‘New York Times’ anuncia plano de diversidade e inclusão no jornal

Denise Mota

Mais de 400 funcionários do New York Times foram entrevistados para a reportagem sobre diversidade e inclusão na organização de mídia de notícias. Crédito … Zack DeZon para The New York Times

Após levantamento feito com 400 funcionários ao longo dos últimos oito meses, o jornal norte-americano “New York Times”, que chega aos 170 anos em setembro, anunciou que começará a implementar mudanças, tanto na redação como em outros departamentos da companhia, para que se torne mais “diverso e inclusivo”.

Algumas das conclusões enumeradas pelos executivos da publicação e resumidas em reportagem do jornal são que as estruturas da organização não oferecem possibilidades plenas de desenvolvimento levando-se em consideração “distintos tipos de diferença: gênero, raça, orientação sexual, deficiência, origem econômica, posição ideológica e outras”.

Negros e latinos estão “subrepresentados em cargos de liderança”, informam, e muitos dos funcionários “descreveram experiências de trabalho cotidianas desconcertantes e às vezes dolorosas”. Mulheres de origem asiática, por exemplo, expressaram sua “invisibilidade”, diz a pesquisa: “Ao ponto de serem chamadas, com regularidade, pelos nomes de outras colegas, da mesma raça, algo que outras pessoas de cor descreveram também”.

“Pessoa de cor”, nos Estados Unidos, é um termo que vem sendo ressignificado para descrever uma identidade ampla e é utilizado hoje por aqueles que se veem ou são vistos como “não-brancos”: negros, indígenas, imigrantes, latinos, asiáticos ou mesmo seguidores de religiões minoritárias entre os norte-americanos, como muçulmanos ou católicos. Essa compreensão “guarda-chuva”, usada de forma estratégica para construir unidade ao redor de pautas como o combate à violência policial, não está isenta de críticas, como a de que é uma concertação artificial que achata as experiências e problemas enfrentados por cada grupo que a compõe.

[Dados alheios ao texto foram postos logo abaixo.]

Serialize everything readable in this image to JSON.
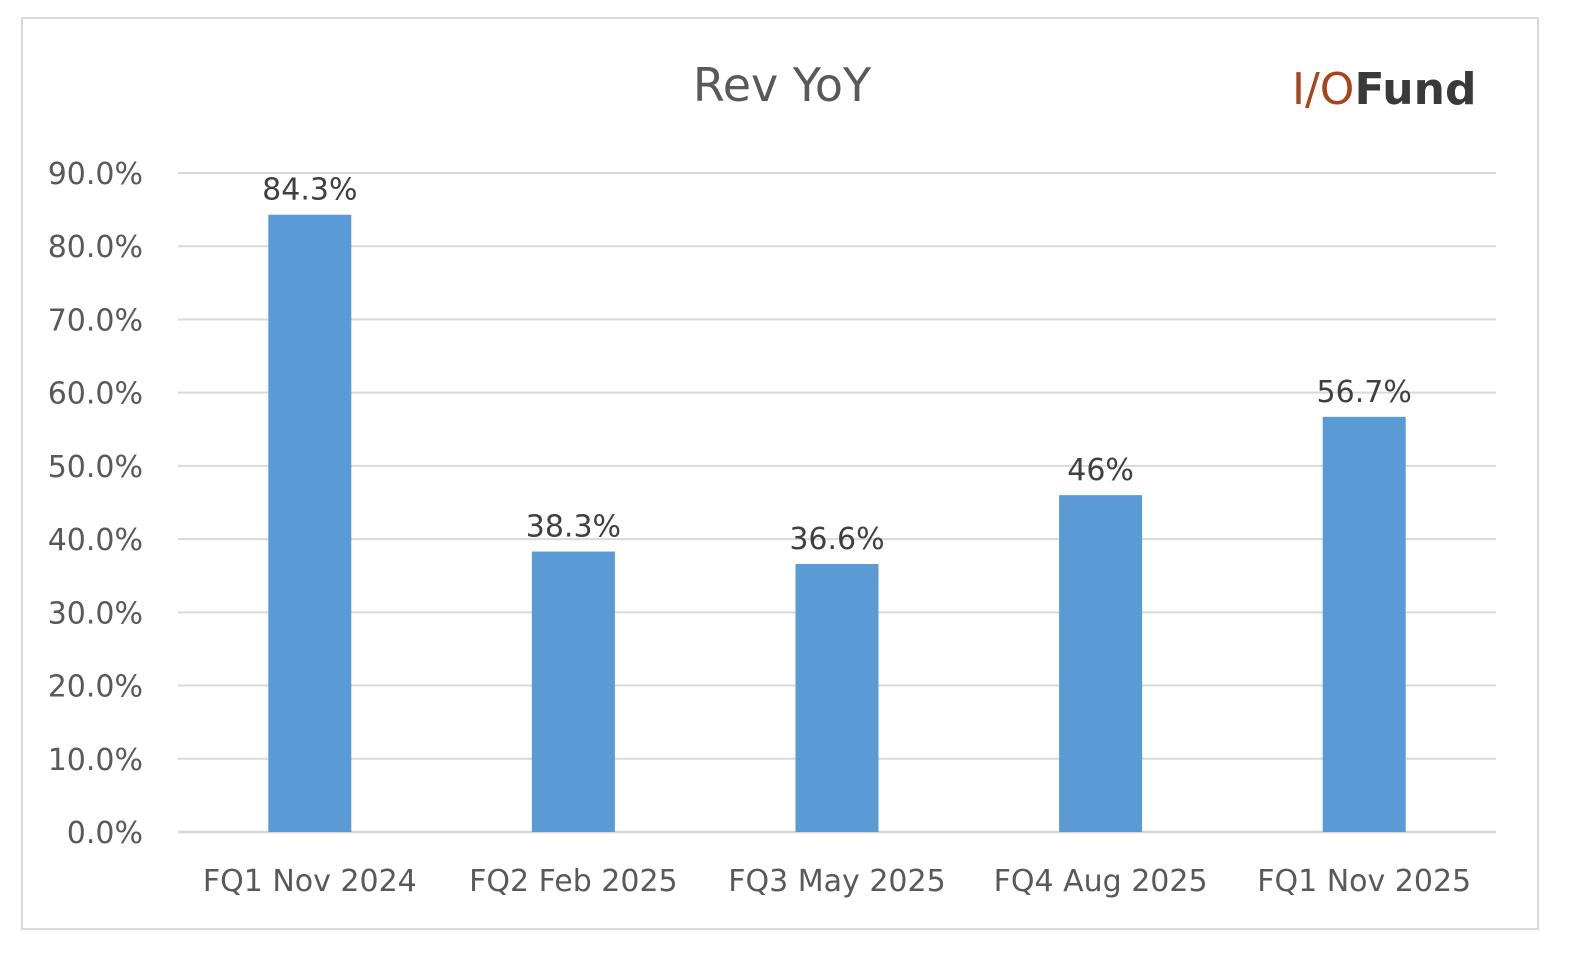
{
  "colors": {
    "bar": "#5b9bd5",
    "grid": "#d9d9d9",
    "text": "#595959",
    "logo_accent": "#a9441d",
    "logo_dark": "#3a3a3a"
  },
  "logo": {
    "part1": "I/O",
    "part2": "Fund"
  },
  "chart_data": {
    "type": "bar",
    "title": "Rev YoY",
    "xlabel": "",
    "ylabel": "",
    "categories": [
      "FQ1 Nov 2024",
      "FQ2 Feb 2025",
      "FQ3 May 2025",
      "FQ4 Aug 2025",
      "FQ1 Nov 2025"
    ],
    "values": [
      84.3,
      38.3,
      36.6,
      46,
      56.7
    ],
    "data_labels": [
      "84.3%",
      "38.3%",
      "36.6%",
      "46%",
      "56.7%"
    ],
    "ylim": [
      0,
      90
    ],
    "yticks": [
      "0.0%",
      "10.0%",
      "20.0%",
      "30.0%",
      "40.0%",
      "50.0%",
      "60.0%",
      "70.0%",
      "80.0%",
      "90.0%"
    ],
    "grid": true,
    "legend": "none"
  }
}
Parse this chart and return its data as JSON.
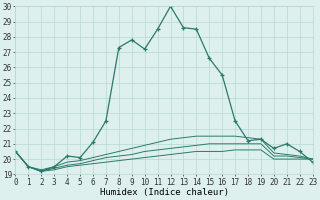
{
  "xlabel": "Humidex (Indice chaleur)",
  "x": [
    0,
    1,
    2,
    3,
    4,
    5,
    6,
    7,
    8,
    9,
    10,
    11,
    12,
    13,
    14,
    15,
    16,
    17,
    18,
    19,
    20,
    21,
    22,
    23
  ],
  "humidex_line": [
    20.5,
    19.5,
    19.2,
    19.5,
    20.2,
    20.1,
    21.1,
    22.5,
    27.3,
    27.8,
    27.2,
    28.5,
    30.0,
    28.6,
    28.5,
    26.6,
    25.5,
    22.5,
    21.2,
    21.3,
    20.7,
    21.0,
    20.5,
    19.8
  ],
  "flat_line1": [
    20.5,
    19.5,
    19.2,
    19.3,
    19.5,
    19.6,
    19.7,
    19.8,
    19.9,
    20.0,
    20.1,
    20.2,
    20.3,
    20.4,
    20.5,
    20.5,
    20.5,
    20.6,
    20.6,
    20.6,
    20.0,
    20.0,
    20.0,
    20.0
  ],
  "flat_line2": [
    20.5,
    19.5,
    19.2,
    19.4,
    19.6,
    19.7,
    19.9,
    20.1,
    20.2,
    20.3,
    20.5,
    20.6,
    20.7,
    20.8,
    20.9,
    21.0,
    21.0,
    21.0,
    21.0,
    21.0,
    20.2,
    20.2,
    20.1,
    20.0
  ],
  "flat_line3": [
    20.5,
    19.5,
    19.3,
    19.5,
    19.8,
    19.9,
    20.1,
    20.3,
    20.5,
    20.7,
    20.9,
    21.1,
    21.3,
    21.4,
    21.5,
    21.5,
    21.5,
    21.5,
    21.4,
    21.3,
    20.4,
    20.3,
    20.2,
    20.0
  ],
  "ylim": [
    19,
    30
  ],
  "yticks": [
    19,
    20,
    21,
    22,
    23,
    24,
    25,
    26,
    27,
    28,
    29,
    30
  ],
  "xticks": [
    0,
    1,
    2,
    3,
    4,
    5,
    6,
    7,
    8,
    9,
    10,
    11,
    12,
    13,
    14,
    15,
    16,
    17,
    18,
    19,
    20,
    21,
    22,
    23
  ],
  "line_color": "#2a7a6a",
  "bg_color": "#ddf0ee",
  "grid_color": "#b8d8d5",
  "fig_bg": "#ddf0ee",
  "label_fontsize": 6.5,
  "tick_fontsize": 5.5
}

“Uma cultura que funcione para todos”

Apesar de apresentar estatísticas que mostram o crescimento do número de mulheres e não-brancos no jornal, e em lugares de liderança, a partir da análise de como e quanto está sendo feita essa inclusão, o “New York Times” expressa que assumiu o compromisso de encarar sua falta de diversidade “de forma contundente” e aumentar a quantia de negros em posições de chefia, por exemplo, dos atuais 9% do total de funcionários, para 13,5% até o final de 2025.

O plano de ação tem como objetivo final “construir uma cultura que funcione para todos”, como resume o título do documento. Entre as medidas elencadas para “a criação de um ambiente corporativo com diversidade, equidade e inclusão”, estão um novo programa de treinamento para os que hoje ocupam cargos de liderança, a expansão do programa de bolsas em jornalismo e o estabelecimento de parâmetros claros sobre as expectativas da companhia em relação a comportamentos e valores dos seus integrantes.

A cobertura e o negócio jornalísticos, preveem, também serão beneficiados por essas mudanças: “Nossas práticas editoriais serão mais inclusivas, e nossas reportagens vão oferecer um retrato do mundo com mais nuanças, mais verdadeiro e mais rico. Assim, vamos atrair uma base de leitores e assinantes que refletirá de forma mais completa a amplitude da sociedade à qual servimos”.

Os passos foram elaborados a partir de “conversas profundas com colegas”, análises de dados sobre a demografia do staff e orientações de especialistas nesse tipo de processo no mundo empresarial, informa o documento. “As ações vão demandar o maior investimento que o ‘Times’ já fez – em termos de tempo, dinheiro e energia – para impulsar o avanço da nossa cultura. Acreditamos que esse trabalho representa um passo importante e necessário rumo a uma evolução mais ampla da companhia.”